Sur des postes très spécifiques oui mais d’une façon générale, les outils d’Intelligence artificielle sont facilement accessibles. Dans nos recrutements, nous recherchons avant tout de l’intelligence humaine pour comprendre les besoins et les spécificités des entrepreneurs. Je ne suis pas du tout inquiet de la concurrence de l’IA sur le métier de nos conseillers. L’IA nous permet d’avoir des conseillers augmentés pouvant ainsi mieux accompagner les clients notamment pour des opérations complexes et surtout leur permettre d’y consacrer du temps.
Les banques en ligne ont connu un fort développement, comment les banques traditionnelles se sont-elles adaptées à cette nouvelle tendance ?
Les banques en ligne se sont installées dans le paysage bancaire et elles répondent à certains usages et aspirations de certains clients. Elles ont notamment un fort taux de pénétration chez les clients particuliers. Ce qui ne remet pas en cause les banques traditionnelles avec leur réseau d’agences. Tout en conservant leur proximité grâce à leur réseau, les banques traditionnelles ont également développé des parcours et des offres pour que les clients soient plus autonomes. Certains usages se sont installés depuis la période de la crise sanitaire et nous avons tous dû utiliser ces outils avec plus d’intensité. La notion de banque phygital (physique et digital) est une réalité et depuis quelques temps.

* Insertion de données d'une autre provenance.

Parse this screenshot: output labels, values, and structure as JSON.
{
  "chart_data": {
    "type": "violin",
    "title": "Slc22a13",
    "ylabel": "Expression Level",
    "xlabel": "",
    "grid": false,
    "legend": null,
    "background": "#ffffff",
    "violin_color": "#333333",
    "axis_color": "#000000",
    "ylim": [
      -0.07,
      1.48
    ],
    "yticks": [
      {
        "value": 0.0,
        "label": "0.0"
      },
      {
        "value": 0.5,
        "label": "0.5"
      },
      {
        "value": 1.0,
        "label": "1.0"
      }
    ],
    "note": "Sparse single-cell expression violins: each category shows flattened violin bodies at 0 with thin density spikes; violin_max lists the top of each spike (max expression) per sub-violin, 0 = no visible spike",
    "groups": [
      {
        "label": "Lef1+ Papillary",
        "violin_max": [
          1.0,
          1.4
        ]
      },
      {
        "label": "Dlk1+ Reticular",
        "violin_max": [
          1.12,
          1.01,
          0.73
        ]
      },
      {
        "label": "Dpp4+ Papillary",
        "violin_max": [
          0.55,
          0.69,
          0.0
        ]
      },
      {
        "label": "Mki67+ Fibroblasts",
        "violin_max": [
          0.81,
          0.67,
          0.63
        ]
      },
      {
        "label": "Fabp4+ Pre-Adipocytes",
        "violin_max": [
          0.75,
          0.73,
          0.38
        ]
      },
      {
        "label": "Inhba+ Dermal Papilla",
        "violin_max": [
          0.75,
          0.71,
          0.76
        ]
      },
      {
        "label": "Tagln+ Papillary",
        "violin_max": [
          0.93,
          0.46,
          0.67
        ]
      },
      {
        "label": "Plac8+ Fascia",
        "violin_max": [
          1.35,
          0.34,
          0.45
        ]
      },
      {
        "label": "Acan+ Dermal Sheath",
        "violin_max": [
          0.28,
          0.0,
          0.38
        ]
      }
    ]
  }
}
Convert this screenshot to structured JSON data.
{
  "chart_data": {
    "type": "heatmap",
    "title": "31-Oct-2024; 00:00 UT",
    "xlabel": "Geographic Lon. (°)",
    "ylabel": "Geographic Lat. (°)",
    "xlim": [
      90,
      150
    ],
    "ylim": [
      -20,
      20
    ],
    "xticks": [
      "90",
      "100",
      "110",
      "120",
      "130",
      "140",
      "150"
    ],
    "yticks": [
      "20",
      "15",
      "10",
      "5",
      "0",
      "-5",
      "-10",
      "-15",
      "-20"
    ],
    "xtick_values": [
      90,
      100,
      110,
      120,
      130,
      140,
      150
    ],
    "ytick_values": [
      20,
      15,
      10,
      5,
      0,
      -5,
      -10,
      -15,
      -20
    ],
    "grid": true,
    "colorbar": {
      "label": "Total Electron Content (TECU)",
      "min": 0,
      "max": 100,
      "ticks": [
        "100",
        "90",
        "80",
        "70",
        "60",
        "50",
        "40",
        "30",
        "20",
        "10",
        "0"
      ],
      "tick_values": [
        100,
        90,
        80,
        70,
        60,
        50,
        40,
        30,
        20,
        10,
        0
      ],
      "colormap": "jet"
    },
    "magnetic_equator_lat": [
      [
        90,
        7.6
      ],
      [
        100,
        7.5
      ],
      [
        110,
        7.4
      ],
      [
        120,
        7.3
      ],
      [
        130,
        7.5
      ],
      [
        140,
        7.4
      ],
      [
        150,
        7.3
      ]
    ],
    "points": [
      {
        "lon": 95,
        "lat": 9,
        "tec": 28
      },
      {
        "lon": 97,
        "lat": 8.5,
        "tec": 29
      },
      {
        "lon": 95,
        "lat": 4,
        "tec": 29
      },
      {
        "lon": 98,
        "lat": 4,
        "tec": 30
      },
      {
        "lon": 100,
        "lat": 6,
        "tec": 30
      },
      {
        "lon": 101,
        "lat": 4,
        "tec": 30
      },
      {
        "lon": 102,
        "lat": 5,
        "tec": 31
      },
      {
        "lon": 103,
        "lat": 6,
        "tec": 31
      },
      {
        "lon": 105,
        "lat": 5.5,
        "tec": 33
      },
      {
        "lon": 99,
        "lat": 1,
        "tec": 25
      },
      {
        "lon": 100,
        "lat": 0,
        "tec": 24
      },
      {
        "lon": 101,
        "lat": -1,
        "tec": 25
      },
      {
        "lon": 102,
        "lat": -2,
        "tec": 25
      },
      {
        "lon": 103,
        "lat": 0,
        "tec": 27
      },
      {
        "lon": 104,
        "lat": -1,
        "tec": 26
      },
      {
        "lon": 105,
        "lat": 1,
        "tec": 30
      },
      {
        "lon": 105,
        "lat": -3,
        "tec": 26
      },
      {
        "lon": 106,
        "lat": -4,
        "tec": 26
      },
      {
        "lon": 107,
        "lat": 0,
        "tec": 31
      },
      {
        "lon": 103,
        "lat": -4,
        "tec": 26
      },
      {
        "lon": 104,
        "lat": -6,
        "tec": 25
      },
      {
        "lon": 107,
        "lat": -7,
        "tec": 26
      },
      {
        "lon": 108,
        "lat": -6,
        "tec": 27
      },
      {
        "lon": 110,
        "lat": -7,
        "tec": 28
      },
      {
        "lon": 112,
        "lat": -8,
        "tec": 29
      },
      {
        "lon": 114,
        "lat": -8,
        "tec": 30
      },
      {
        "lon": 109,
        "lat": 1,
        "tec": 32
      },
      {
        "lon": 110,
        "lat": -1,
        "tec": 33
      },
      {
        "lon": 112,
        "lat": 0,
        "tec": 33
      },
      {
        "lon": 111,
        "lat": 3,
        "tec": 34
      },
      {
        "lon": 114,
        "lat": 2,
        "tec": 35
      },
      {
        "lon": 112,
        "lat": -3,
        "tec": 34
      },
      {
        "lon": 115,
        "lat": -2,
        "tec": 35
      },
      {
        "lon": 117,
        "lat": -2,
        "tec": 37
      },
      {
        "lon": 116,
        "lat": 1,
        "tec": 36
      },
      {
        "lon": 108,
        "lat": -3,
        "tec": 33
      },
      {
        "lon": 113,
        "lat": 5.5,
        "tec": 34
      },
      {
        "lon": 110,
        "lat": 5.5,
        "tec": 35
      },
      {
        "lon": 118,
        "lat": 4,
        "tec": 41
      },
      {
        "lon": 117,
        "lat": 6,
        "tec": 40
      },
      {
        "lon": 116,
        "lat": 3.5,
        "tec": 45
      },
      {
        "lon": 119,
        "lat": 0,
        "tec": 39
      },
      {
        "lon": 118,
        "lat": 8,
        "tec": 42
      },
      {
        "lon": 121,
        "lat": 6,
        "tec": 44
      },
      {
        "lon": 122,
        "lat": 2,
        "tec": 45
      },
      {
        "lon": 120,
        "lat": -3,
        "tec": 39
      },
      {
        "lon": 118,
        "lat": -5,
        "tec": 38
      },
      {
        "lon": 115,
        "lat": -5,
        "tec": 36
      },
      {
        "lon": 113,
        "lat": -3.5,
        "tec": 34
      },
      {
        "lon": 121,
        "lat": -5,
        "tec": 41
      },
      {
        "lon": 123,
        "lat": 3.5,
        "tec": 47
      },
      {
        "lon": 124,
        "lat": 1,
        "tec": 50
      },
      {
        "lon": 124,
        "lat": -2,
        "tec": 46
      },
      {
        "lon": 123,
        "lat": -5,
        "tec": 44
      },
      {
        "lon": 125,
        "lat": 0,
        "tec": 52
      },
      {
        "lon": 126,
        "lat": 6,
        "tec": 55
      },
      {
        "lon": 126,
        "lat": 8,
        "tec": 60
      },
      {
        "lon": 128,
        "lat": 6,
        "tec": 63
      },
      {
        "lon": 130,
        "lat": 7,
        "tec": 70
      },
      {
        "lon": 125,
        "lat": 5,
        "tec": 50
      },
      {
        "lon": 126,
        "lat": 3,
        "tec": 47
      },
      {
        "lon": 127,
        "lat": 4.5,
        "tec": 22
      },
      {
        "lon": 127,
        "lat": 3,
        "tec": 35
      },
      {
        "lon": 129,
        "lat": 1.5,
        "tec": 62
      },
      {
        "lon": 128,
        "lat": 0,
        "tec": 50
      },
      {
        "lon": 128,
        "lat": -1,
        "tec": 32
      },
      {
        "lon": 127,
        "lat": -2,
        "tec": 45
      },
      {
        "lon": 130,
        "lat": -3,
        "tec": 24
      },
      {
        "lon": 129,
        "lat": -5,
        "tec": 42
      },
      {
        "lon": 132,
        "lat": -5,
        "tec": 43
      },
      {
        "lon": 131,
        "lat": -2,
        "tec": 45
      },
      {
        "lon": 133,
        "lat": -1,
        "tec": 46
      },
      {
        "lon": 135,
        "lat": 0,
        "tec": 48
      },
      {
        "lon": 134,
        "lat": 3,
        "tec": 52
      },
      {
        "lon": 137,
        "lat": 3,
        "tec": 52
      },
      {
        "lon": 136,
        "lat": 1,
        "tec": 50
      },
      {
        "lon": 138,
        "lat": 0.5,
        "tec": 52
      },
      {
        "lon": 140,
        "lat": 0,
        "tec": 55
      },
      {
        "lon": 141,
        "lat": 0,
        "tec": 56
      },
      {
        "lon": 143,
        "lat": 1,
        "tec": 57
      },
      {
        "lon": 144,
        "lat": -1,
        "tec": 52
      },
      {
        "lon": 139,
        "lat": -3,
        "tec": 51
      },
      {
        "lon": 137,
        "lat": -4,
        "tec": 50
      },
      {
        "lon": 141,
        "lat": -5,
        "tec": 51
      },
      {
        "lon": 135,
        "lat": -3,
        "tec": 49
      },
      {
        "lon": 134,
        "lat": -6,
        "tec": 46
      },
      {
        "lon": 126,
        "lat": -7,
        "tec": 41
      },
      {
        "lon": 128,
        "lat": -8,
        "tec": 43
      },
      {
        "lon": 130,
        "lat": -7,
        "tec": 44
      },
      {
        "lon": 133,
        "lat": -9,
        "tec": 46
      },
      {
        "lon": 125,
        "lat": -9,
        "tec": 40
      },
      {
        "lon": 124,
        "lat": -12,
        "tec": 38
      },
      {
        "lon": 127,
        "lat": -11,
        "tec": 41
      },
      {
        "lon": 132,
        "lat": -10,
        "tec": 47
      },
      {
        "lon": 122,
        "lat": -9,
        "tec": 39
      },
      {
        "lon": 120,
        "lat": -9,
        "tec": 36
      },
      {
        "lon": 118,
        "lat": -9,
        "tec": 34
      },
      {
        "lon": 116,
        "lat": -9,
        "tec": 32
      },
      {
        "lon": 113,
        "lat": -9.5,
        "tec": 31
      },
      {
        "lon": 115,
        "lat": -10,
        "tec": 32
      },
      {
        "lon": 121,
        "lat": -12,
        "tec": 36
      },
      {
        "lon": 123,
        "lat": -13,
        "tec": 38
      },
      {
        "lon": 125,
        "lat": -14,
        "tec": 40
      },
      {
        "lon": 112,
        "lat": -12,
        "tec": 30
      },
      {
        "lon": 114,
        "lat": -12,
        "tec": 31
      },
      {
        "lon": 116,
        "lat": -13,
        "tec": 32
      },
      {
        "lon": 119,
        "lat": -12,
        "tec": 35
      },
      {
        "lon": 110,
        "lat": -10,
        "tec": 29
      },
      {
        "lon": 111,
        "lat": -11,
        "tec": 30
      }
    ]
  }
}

Dans le contexte général de mondialisation où l’on parle beaucoup de souveraineté européenne, les banques n’échappent pas à cette règle. Les banques françaises aujourd’hui sont-elles assez solides ?
Il n’y a pas de doute sur la solidité des banques françaises. Les dernières publications financières le confirment. Nos banques sont robustes et capables d’accompagner le développement de l’économie d’une manière durable. D’une façon globale, la véritable autonomie européenne ne pourra pas se faire sans une souveraineté financière. L’enjeu est d’établir un cadre réglementaire pour atteindre cette stabilité financière et également assurer la compétitivité du secteur bancaire européen. Dans les ajustements que l’on peut promouvoir il y a celui d’une meilleure mobilisation de l’épargne européenne pour soutenir le financement des entreprises et accroître les capacités d’intervention des banques.